A whopping 60 percent, however, detransitioned because they realized they were actually more comfortable living in their “natal sex.” In other words, the majority of detransitioners recognized that denying biological realities didn’t make them more content.

These findings are consistent with anecdotal evidence from detransitioners. Walt Heyer — a man who identified as a woman for eight years — now runs the website SexChangeRegret.com, where he interacts with thousands of people, young and old, who regret having attempted to alter their biology.

“I do not know of one single case someone detransitioned because of bullying or discrimination,” Heyer told The Federalist. In the past seven years, he’s compiled more than 10,000 emails regarding detransition and had more than 2 million visitors to his site. “The vast majority of people detransitioned because they realized the surgery never accomplished making them a woman and they just wanted ‘their old life back.'”

The sad truth is that so-called transition and those who peddle it as a solution can’t deliver on their promises. According to the study, 71 percent of respondents reported that prior to transition, they “thought transitioning was my only option to feel better,” and 65 percent said they “thought transitioning would eliminate my gender dysphoria.” They later detransitioned when these beliefs were exposed as lies.

There’s a reason these trans-affirming therapies such as hormones, puberty blockers, surgeries, and fake pronouns don’t work. As Dr. Paul McHugh, the university distinguished service professor of psychiatry at the Johns Hopkins University School of Medicine, says, the notion that a person can change his or her sex is “starkly, nakedly false.” He continues:

Transgendered men do not become women, nor do transgendered women become men. All (including Bruce Jenner) become feminized men or masculinized women, counterfeits or impersonators of the sex with which they ‘identify.’ In that lies their problematic future.

Leftists who say acceptance is compassionate ignore these realities. And when they claim that not allowing people to gender-bend leads to suicide, they show their ambivalence toward the many lives lost because of transition or other unaddressed mental health issues. Research shows 10 to 15 years after surgically altering their bodies to look like the opposite sex, transitioners’ suicide rate is 20 times higher than that of their comparable peers.

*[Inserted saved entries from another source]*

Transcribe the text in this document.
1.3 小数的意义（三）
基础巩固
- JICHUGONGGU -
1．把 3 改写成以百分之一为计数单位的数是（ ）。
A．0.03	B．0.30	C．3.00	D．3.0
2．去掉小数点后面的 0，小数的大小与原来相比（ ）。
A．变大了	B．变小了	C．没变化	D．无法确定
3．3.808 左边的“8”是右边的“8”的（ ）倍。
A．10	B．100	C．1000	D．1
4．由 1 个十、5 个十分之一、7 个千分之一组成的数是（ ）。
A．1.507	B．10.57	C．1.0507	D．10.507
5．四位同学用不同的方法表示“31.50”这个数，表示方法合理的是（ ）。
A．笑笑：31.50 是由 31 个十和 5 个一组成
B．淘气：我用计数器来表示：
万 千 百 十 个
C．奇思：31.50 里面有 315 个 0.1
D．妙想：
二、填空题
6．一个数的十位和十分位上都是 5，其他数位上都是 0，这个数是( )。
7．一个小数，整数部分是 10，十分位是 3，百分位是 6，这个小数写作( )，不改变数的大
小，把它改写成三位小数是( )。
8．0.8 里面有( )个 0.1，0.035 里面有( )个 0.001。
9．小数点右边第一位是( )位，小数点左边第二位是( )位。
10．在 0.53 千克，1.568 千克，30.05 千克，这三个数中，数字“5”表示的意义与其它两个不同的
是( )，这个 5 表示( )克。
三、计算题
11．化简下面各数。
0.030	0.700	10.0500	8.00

Given the causes of detransition — paired with other staggering revelations about the transgender craze, such as how it’s harming females and children, with even gender specialists blowing the whistle on the dangers and unknowns of these experimental therapies — it’s becoming clearer that the compassionate case actually belongs to those who affirm biological reality. But that means we have a responsibility to make that case, and how we do it matters.

Heyer said the most effective way to help people, particularly youths, is by asking good questions. Rather than barking that they’ve got their facts wrong, he suggests getting them to open up with thought-provoking queries: Why do you want to erase that part of who you are? What caused you not to like who you are? Was it because of another person or people? Did something pique your interest on the internet, in the classroom, or in your friend group that made you think your life would be better if you “switched genders”?

“Everyone has a story we need to hear, and listening is the best way to help people,” Heyer said.

There’s another thing this detransition data shows us. As conservatives go into fight mode against relentless trans ideologues in their kids’ classroom, the clinic, the statehouse, or other arenas — the correct posture when truth is at stake — they must resist the urge to fight victims. That’s exactly what many of these detransitioners and others swept up in transgender falsehoods are.

The science agrees: Conservatives against transgender transition have the compassionate case. Let’s not lose it in the delivery.